The time has come for us to address one of the biggest technology issues of the day: Is leaving a voicemail a waste of time?
More often than not, when I leave a voicemail message for someone, it is never listened to.
Instead the person calls me back (thankfully!) and says the same simple words, “I saw you called. What’s up?”
Frustrated me wants to say, “What’s up is that I left you a message and you should have listened to it before you called me back.”
Eliminating the Middle Step
But over the last few months, I have done the same thing to people who have left me voicemail messages. I just checked my iPhone. I have 11 voicemails that I haven’t listened to over the last month, and in all but one case – sorry, telephone solicitor – I have returned the calls without listening to the message.
My actions aren’t unique. I see and hear people do it all the time.
Here’s the thing: It’s just easier or quicker to call the person back since most of the time the next action after listening to a voicemail is that you are going to call the person back anyway. Just eliminate the middle step: the voicemail.
Part of me wants to suggest that this trend highlights a growing need for us to connect with real, living, breathing, speaking human beings because we spend too much time staring at computer and cellphone screens, or typing messages.
Of course, the technological advancement that enables us not to listen to voicemails is the capturing of the incoming caller’s telephone number on iPhones and Droids regardless of whether you answer or not. So if you have called someone’s cellphone, they have your number and when you called.

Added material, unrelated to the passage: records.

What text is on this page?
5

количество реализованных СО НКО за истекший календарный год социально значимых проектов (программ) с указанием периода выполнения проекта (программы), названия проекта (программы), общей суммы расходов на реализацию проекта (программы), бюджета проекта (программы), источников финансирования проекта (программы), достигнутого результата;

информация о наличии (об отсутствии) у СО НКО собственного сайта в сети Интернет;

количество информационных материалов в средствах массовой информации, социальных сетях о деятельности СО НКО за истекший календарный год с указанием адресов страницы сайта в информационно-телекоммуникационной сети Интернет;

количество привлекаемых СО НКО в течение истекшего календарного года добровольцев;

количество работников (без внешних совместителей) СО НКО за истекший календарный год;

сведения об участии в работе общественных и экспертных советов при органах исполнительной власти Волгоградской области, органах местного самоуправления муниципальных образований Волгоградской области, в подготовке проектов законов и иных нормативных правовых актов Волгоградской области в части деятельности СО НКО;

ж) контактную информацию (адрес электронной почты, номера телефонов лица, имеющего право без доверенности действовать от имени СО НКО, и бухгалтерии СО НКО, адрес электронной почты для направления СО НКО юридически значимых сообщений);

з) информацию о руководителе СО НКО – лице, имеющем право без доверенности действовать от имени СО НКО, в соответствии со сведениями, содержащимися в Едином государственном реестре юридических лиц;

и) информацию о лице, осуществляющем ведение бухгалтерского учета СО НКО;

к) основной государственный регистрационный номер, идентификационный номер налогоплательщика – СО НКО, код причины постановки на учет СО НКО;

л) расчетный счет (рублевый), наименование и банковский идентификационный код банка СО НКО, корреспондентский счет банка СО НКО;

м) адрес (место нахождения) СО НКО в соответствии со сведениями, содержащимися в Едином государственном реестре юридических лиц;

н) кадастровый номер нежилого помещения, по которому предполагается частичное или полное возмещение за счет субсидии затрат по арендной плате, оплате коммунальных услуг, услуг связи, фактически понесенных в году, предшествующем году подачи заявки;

Some corporate phone lines, especially VOIP lines, do the same thing – although my experience is that it’s not the norm yet.
From the perspective of business efficiency (imagine voicing 50 or 100 voicemail messages in a day), leaving voicemail messages seems like an inefficient, outdated practice.

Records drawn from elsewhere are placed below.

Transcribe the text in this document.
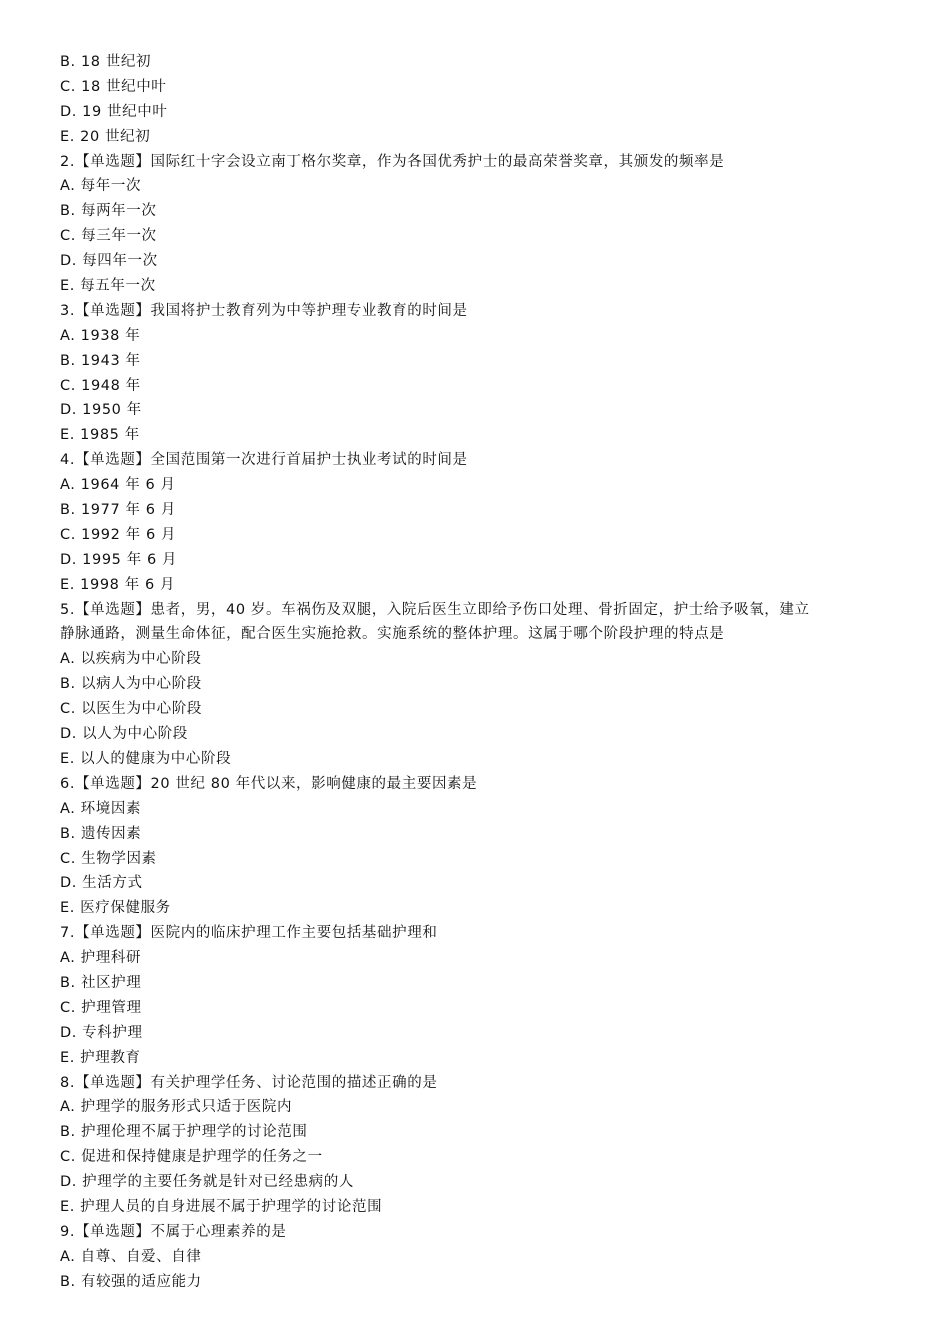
B. 18 世纪初
C. 18 世纪中叶
D. 19 世纪中叶
E. 20 世纪初
2.【单选题】国际红十字会设立南丁格尔奖章，作为各国优秀护士的最高荣誉奖章，其颁发的频率是
A. 每年一次
B. 每两年一次
C. 每三年一次
D. 每四年一次
E. 每五年一次
3.【单选题】我国将护士教育列为中等护理专业教育的时间是
A. 1938 年
B. 1943 年
C. 1948 年
D. 1950 年
E. 1985 年
4.【单选题】全国范围第一次进行首届护士执业考试的时间是
A. 1964 年 6 月
B. 1977 年 6 月
C. 1992 年 6 月
D. 1995 年 6 月
E. 1998 年 6 月
5.【单选题】患者，男，40 岁。车祸伤及双腿，入院后医生立即给予伤口处理、骨折固定，护士给予吸氧，建立
静脉通路，测量生命体征，配合医生实施抢救。实施系统的整体护理。这属于哪个阶段护理的特点是
A. 以疾病为中心阶段
B. 以病人为中心阶段
C. 以医生为中心阶段
D. 以人为中心阶段
E. 以人的健康为中心阶段
6.【单选题】20 世纪 80 年代以来，影响健康的最主要因素是
A. 环境因素
B. 遗传因素
C. 生物学因素
D. 生活方式
E. 医疗保健服务
7.【单选题】医院内的临床护理工作主要包括基础护理和
A. 护理科研
B. 社区护理
C. 护理管理
D. 专科护理
E. 护理教育
8.【单选题】有关护理学任务、讨论范围的描述正确的是
A. 护理学的服务形式只适于医院内
B. 护理伦理不属于护理学的讨论范围
C. 促进和保持健康是护理学的任务之一
D. 护理学的主要任务就是针对已经患病的人
E. 护理人员的自身进展不属于护理学的讨论范围
9.【单选题】不属于心理素养的是
A. 自尊、自爱、自律
B. 有较强的适应能力
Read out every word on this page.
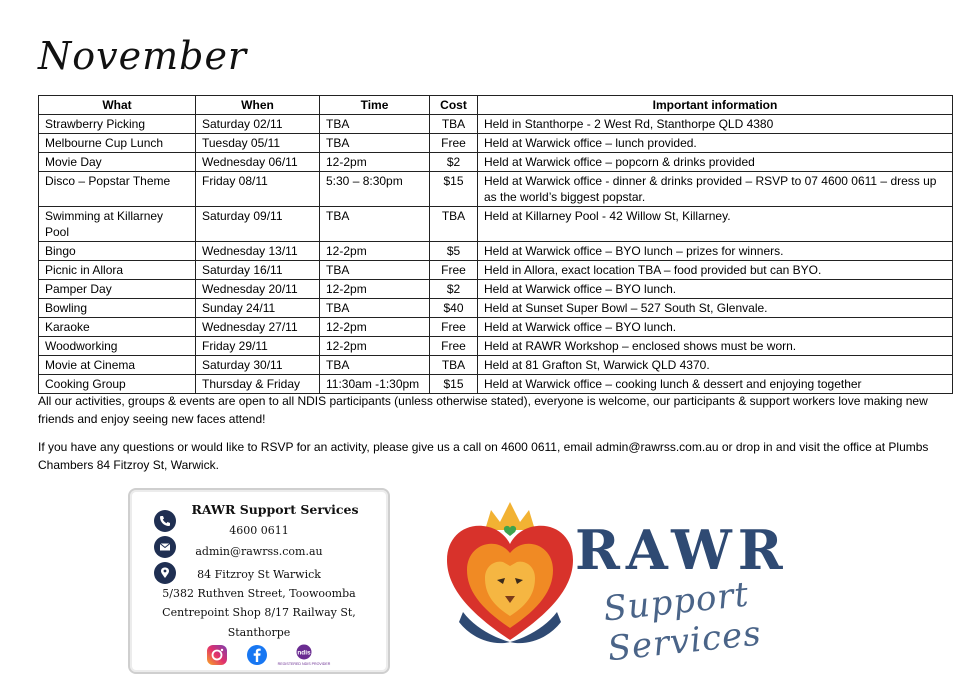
November
What	When	Time	Cost	Important information
Strawberry Picking	Saturday 02/11	TBA	TBA	Held in Stanthorpe - 2 West Rd, Stanthorpe QLD 4380
Melbourne Cup Lunch	Tuesday 05/11	TBA	Free	Held at Warwick office – lunch provided.
Movie Day	Wednesday 06/11	12-2pm	$2	Held at Warwick office – popcorn & drinks provided
Disco – Popstar Theme	Friday 08/11	5:30 – 8:30pm	$15	Held at Warwick office - dinner & drinks provided – RSVP to 07 4600 0611 – dress up as the world’s biggest popstar.
Swimming at Killarney Pool	Saturday 09/11	TBA	TBA	Held at Killarney Pool - 42 Willow St, Killarney.
Bingo	Wednesday 13/11	12-2pm	$5	Held at Warwick office – BYO lunch – prizes for winners.
Picnic in Allora	Saturday 16/11	TBA	Free	Held in Allora, exact location TBA – food provided but can BYO.
Pamper Day	Wednesday 20/11	12-2pm	$2	Held at Warwick office – BYO lunch.
Bowling	Sunday 24/11	TBA	$40	Held at Sunset Super Bowl – 527 South St, Glenvale.
Karaoke	Wednesday 27/11	12-2pm	Free	Held at Warwick office – BYO lunch.
Woodworking	Friday 29/11	12-2pm	Free	Held at RAWR Workshop – enclosed shows must be worn.
Movie at Cinema	Saturday 30/11	TBA	TBA	Held at 81 Grafton St, Warwick QLD 4370.
Cooking Group	Thursday & Friday	11:30am -1:30pm	$15	Held at Warwick office – cooking lunch & dessert and enjoying together

All our activities, groups & events are open to all NDIS participants (unless otherwise stated), everyone is welcome, our participants & support workers love making new friends and enjoy seeing new faces attend!

If you have any questions or would like to RSVP for an activity, please give us a call on 4600 0611, email admin@rawrss.com.au or drop in and visit the office at Plumbs Chambers 84 Fitzroy St, Warwick.

RAWR Support Services
4600 0611
admin@rawrss.com.au
84 Fitzroy St Warwick
5/382 Ruthven Street, Toowoomba
Centrepoint Shop 8/17 Railway St,
Stanthorpe
ndis
REGISTERED NDIS PROVIDER
RAWR
Support Services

By abandoning voicemail, we save time when we are making or receiving calls from people. No need to do something that no one will ever use. Right?
Different Rules for Email
Before we create a new rule, let’s look at this situation another way. What if the communication occurred over email? Who would reply to someone’s email without reading it first? No one.
By that logic then, we should listen to the voicemails before we return the call. Probably.

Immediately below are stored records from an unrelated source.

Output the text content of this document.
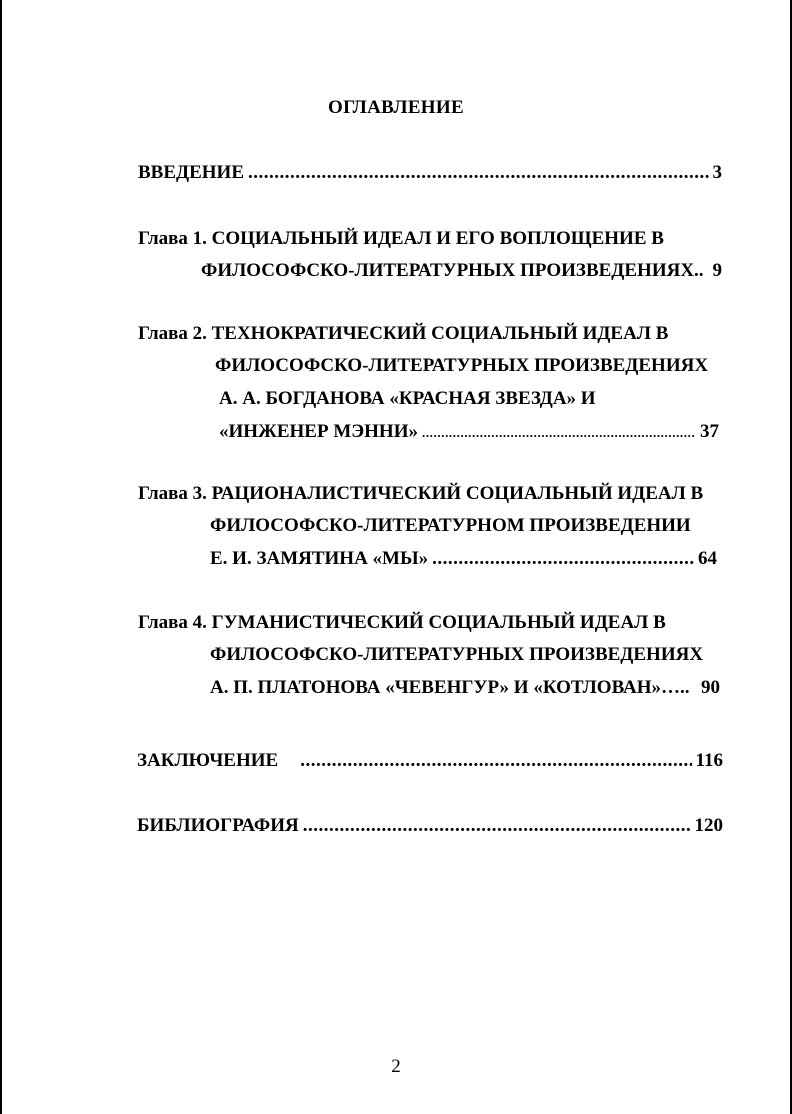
ОГЛАВЛЕНИЕ
ВВЕДЕНИЕ .....	3
Глава 1. СОЦИАЛЬНЫЙ ИДЕАЛ И ЕГО ВОПЛОЩЕНИЕ В
ФИЛОСОФСКО-ЛИТЕРАТУРНЫХ ПРОИЗВЕДЕНИЯХ.. 9
Глава 2. ТЕХНОКРАТИЧЕСКИЙ СОЦИАЛЬНЫЙ ИДЕАЛ В
ФИЛОСОФСКО-ЛИТЕРАТУРНЫХ ПРОИЗВЕДЕНИЯХ
А. А. БОГДАНОВА «КРАСНАЯ ЗВЕЗДА» И
«ИНЖЕНЕР МЭННИ» .....	37
Глава 3. РАЦИОНАЛИСТИЧЕСКИЙ СОЦИАЛЬНЫЙ ИДЕАЛ В
ФИЛОСОФСКО-ЛИТЕРАТУРНОМ ПРОИЗВЕДЕНИИ
Е. И. ЗАМЯТИНА «МЫ» .....	64
Глава 4. ГУМАНИСТИЧЕСКИЙ СОЦИАЛЬНЫЙ ИДЕАЛ В
ФИЛОСОФСКО-ЛИТЕРАТУРНЫХ ПРОИЗВЕДЕНИЯХ
А. П. ПЛАТОНОВА «ЧЕВЕНГУР» И «КОТЛОВАН»….. 90
ЗАКЛЮЧЕНИЕ .....	116
БИБЛИОГРАФИЯ .....	120
2
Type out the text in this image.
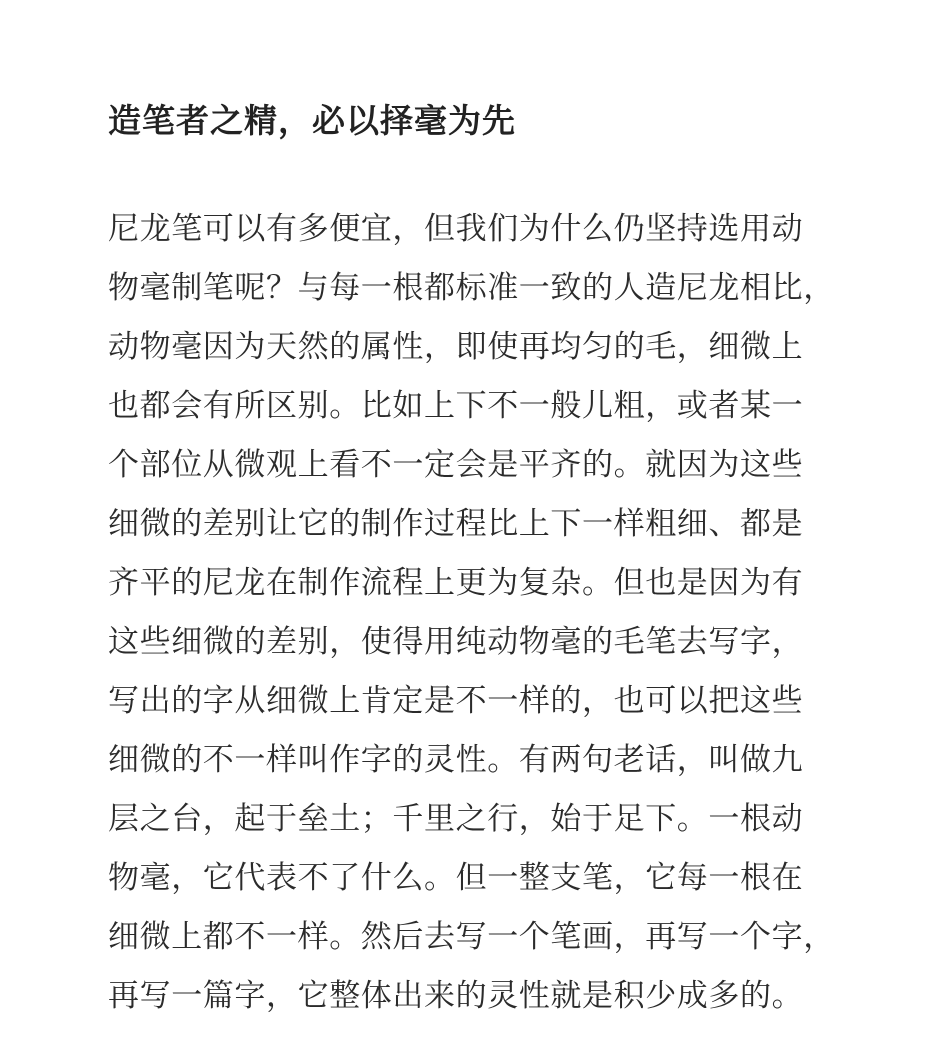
造笔者之精，必以择毫为先
尼龙笔可以有多便宜，但我们为什么仍坚持选用动
物毫制笔呢？与每一根都标准一致的人造尼龙相比，
动物毫因为天然的属性，即使再均匀的毛，细微上
也都会有所区别。比如上下不一般儿粗，或者某一
个部位从微观上看不一定会是平齐的。就因为这些
细微的差别让它的制作过程比上下一样粗细、都是
齐平的尼龙在制作流程上更为复杂。但也是因为有
这些细微的差别，使得用纯动物毫的毛笔去写字，
写出的字从细微上肯定是不一样的，也可以把这些
细微的不一样叫作字的灵性。有两句老话，叫做九
层之台，起于垒土；千里之行，始于足下。一根动
物毫，它代表不了什么。但一整支笔，它每一根在
细微上都不一样。然后去写一个笔画，再写一个字，
再写一篇字，它整体出来的灵性就是积少成多的。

Still I doubt that people are going to go backward. One of the great lessons of technology is that once you move forward, there’s rarely a chance we go back to our old ways. Who’s still using an 8-track player, a Gameboy or an iPod regularly?
The real problem is that we can’t anticipate whether someone is a voicemail listener or a disregarder. If we get it wrong, we jeopardize the very communication we sought to establish by placing the call in the first place.
Potential Missed Opportunities
That’s the problem. I’d like to stop leaving voicemail messages, but I fear I might miss an opportunity.
For the time being, I guess I have to keep leaving them, knowing the vast majority of the people I am leaving for them will never listen to them.
How are you handling this situation?